My neighbor owns most of the meadows near my home. This past spring he leased his property to a local farmer. I was told ahead of time that the land would be turned over for soybeans, but I wasn't prepared for the acrid scent of chemicals in our gentle valley. The day after the fields were sprayed, I viewed the land from my car. No sign of life to be found. All was burnt. Yellow. Destroyed.
It was weeks before the deer crept back into the fields. Now they come in droves to nibble at the scrawny crop of beans. Tall black stalks poke up through the rows, unsightly as unwanted hair.
I haven't taken many walks down the old paths this summer.

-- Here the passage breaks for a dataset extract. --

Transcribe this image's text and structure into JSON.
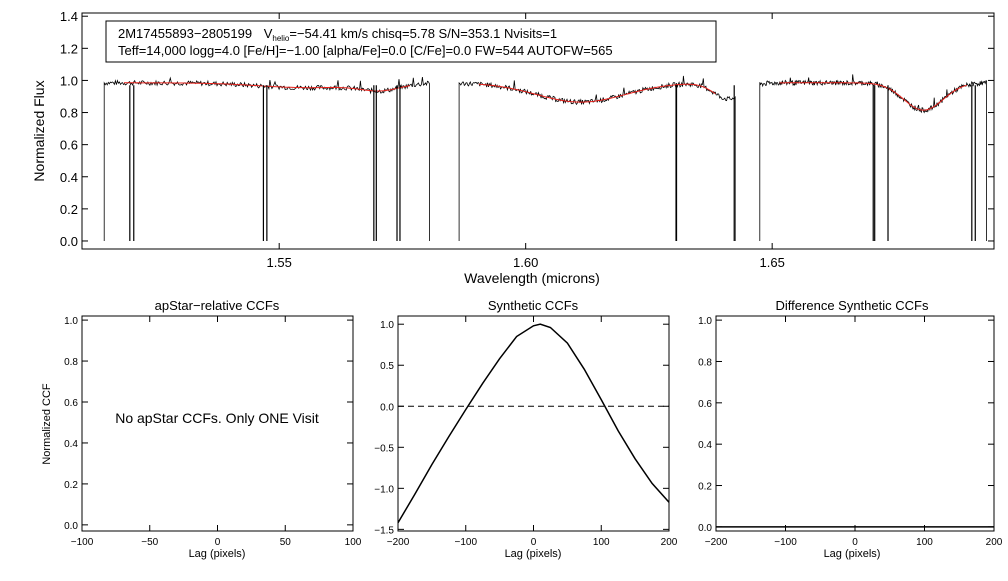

I feel something akin to homesickness for the butterflies, bees, and red winged blackbirds that used to flutter, dive, and hum.

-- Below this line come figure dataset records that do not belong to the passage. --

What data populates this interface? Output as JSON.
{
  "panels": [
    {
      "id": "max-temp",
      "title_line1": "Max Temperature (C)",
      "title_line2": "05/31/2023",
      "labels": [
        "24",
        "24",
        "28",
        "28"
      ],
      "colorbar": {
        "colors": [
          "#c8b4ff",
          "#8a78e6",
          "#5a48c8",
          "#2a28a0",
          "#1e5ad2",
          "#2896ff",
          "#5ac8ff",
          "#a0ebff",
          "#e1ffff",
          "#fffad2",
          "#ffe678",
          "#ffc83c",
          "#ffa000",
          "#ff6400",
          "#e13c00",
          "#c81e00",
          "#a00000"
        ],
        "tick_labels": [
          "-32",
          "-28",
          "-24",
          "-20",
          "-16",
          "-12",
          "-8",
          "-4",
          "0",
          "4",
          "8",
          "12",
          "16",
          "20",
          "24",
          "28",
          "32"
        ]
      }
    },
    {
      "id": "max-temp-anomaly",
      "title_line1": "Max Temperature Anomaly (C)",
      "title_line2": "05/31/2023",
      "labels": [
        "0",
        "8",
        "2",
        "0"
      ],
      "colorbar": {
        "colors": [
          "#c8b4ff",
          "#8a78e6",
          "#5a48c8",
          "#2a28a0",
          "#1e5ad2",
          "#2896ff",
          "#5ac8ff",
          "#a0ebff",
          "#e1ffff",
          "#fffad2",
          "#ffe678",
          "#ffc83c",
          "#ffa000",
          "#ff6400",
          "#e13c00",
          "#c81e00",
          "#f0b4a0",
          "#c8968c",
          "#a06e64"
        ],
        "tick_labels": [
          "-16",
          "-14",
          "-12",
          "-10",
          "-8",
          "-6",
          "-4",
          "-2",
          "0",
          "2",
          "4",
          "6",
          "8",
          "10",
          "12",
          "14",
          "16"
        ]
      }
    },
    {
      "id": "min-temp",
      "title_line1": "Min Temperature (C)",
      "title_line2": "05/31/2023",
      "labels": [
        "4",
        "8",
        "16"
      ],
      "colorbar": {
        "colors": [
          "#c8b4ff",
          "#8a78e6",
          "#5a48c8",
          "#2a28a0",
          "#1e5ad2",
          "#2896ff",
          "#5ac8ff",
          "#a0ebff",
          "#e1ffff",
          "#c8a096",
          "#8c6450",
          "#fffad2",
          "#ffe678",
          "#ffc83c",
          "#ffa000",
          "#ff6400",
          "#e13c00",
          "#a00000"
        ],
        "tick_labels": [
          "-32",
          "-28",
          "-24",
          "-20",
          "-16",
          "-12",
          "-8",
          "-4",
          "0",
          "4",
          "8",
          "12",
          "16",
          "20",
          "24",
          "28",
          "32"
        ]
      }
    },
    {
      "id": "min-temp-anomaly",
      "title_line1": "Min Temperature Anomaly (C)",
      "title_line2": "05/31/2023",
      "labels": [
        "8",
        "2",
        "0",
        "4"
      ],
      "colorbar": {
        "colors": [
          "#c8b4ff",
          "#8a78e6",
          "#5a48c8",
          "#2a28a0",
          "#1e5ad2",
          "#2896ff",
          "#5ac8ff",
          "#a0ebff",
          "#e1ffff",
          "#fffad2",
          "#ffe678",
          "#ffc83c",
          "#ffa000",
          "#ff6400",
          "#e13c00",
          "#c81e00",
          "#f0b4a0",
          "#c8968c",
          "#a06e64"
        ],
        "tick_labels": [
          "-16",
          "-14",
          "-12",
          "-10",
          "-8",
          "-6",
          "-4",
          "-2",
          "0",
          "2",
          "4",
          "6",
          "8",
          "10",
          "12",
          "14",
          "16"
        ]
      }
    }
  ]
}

The pictures in my post today are from last year. I took them on one of my long rambles when I thought my lovely meadows (which were, of course, not really mine) would last forever.

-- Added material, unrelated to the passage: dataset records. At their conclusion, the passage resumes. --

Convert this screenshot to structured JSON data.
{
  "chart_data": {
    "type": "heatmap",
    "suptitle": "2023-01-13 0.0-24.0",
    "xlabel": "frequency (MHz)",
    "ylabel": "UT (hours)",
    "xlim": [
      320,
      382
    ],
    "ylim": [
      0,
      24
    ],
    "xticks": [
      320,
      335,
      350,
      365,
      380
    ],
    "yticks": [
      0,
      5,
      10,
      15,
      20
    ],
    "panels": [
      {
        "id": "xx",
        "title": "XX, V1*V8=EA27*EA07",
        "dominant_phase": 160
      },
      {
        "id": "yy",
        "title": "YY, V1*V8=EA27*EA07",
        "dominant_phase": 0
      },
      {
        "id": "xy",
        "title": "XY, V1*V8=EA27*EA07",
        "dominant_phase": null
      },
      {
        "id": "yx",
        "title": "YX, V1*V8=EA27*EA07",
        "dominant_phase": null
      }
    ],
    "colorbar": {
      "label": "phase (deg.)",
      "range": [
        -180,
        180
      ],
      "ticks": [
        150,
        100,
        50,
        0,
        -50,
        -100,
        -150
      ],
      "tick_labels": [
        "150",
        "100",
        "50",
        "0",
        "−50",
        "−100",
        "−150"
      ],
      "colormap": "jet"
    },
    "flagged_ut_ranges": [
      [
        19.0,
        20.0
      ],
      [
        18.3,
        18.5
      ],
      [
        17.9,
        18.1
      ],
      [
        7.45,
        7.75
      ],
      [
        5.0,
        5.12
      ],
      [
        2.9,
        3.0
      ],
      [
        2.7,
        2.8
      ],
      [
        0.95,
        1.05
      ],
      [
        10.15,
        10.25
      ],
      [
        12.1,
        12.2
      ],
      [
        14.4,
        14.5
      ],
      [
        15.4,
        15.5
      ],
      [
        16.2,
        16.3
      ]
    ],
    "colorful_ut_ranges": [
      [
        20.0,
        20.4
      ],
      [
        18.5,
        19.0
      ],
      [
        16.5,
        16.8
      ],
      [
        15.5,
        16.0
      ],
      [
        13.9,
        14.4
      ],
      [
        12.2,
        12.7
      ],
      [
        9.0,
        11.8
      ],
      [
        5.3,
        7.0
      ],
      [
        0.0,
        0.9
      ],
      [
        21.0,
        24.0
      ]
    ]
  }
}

How many Flowers fail in Wood—
Or perish from the Hill—
Without the privilege to know
That they are Beautiful—
How many cast a nameless Pod
Upon the nearest Breeze—
Unconscious of the Scarlet Freight—
It bear to Other Eyes—
I'm glad I have pictures.
The images I've captured of my long county walks are closely tied in my mind to the great classic books I've read in the last few years.
Sometimes, as I journey through books, I capture them well; I take lots of great notes, ponder insights, and do research. More often though, life happens. I become absorbed in my primary job of nurturing my lovely family! (And sometimes, to be fully honest, I become absorbed with less noble things like what my friend Anne Bogel calls the "Facebook Rabbit Hole.") Before I know it, I've read another tome without documenting the experience. The moments -- the flashes of insight and awe -- they slip away like a "nameless pod upon the nearest breeze" and I'm left with a sense of loss.
I have more unfinished drafts of posts in my blog archives than I have published posts.
Here are some classic books I've read while on my quest that I've written little-to-nothing about:
Don Quixote by Miguel de Cervantes
The Pilgrim's Progress by John Bunyan
Jane Eyre by Charlotte Bronte
Gulliver's Travels by Jonathan Swift
Pride and Prejudice by Jane Austen
Emma by Jane Austen
Oliver Twist by Charles Dickens
Moby-Dick by Herman Melville
The Return of the Native by Thomas Hardy
Madame Bovary by Gustave Flaubert
The Adventures of Huckleberry Finn by Mark Twain
Heart of Darkness by Joseph Conrad
The Red Badge of Courage by Stephen Crane
The House of Mirth by Edith Wharton
The Portrait of a Lady by Henry James
Practice of the Presence of God by Brother Lawrence
Streams of Living Water by Richard Foster
And here's some modern stuff I've read lately:
David and Goliath by Malcolm Gladwell
The Power of Habit by Charles Duhigg
Book of Ages: The Life and Opinions of Jane Franklin by Jill Lepore
Cut Me Loose by Leah Vincent
Bird by Bird by Anne Lamott
The Art of Loving by Erich Fromm
I Am Malala by Malala Yousafzai
What Makes Olga Run By Bruce Grierson
The Fault in Our Stars by John Green
The Handmaid's Tale by Margaret Atwood
The Poisonwood Bible by Barbara Kingsolver
Homeschool Sex Machine: Babes, Bible Quiz, and the Clinton Years by Matthew Pierce
Walking on Water: Reflections on Faith and Art by Madeleine L'Engle
The Intellectual Devotional by David S. Kidder and Noah D. Oppenheim
How to Read Like a Professor by Thomas C. Foster
A Jane Austen Education by William Deresiewicz
So here's to moving forward! To seeking new places to ramble! To reading more and writing more as time, self-discipline, and energy allows!
Peace & Joy.
P.S. I wonder -- is it time for you to let go of something? Perhaps you need to release something that has more gravitas than a burned up meadow and some forgotten quotes. Is it time to move on? Is it time to make room in your life for a new residence or friendship or job or project or pet or ______________?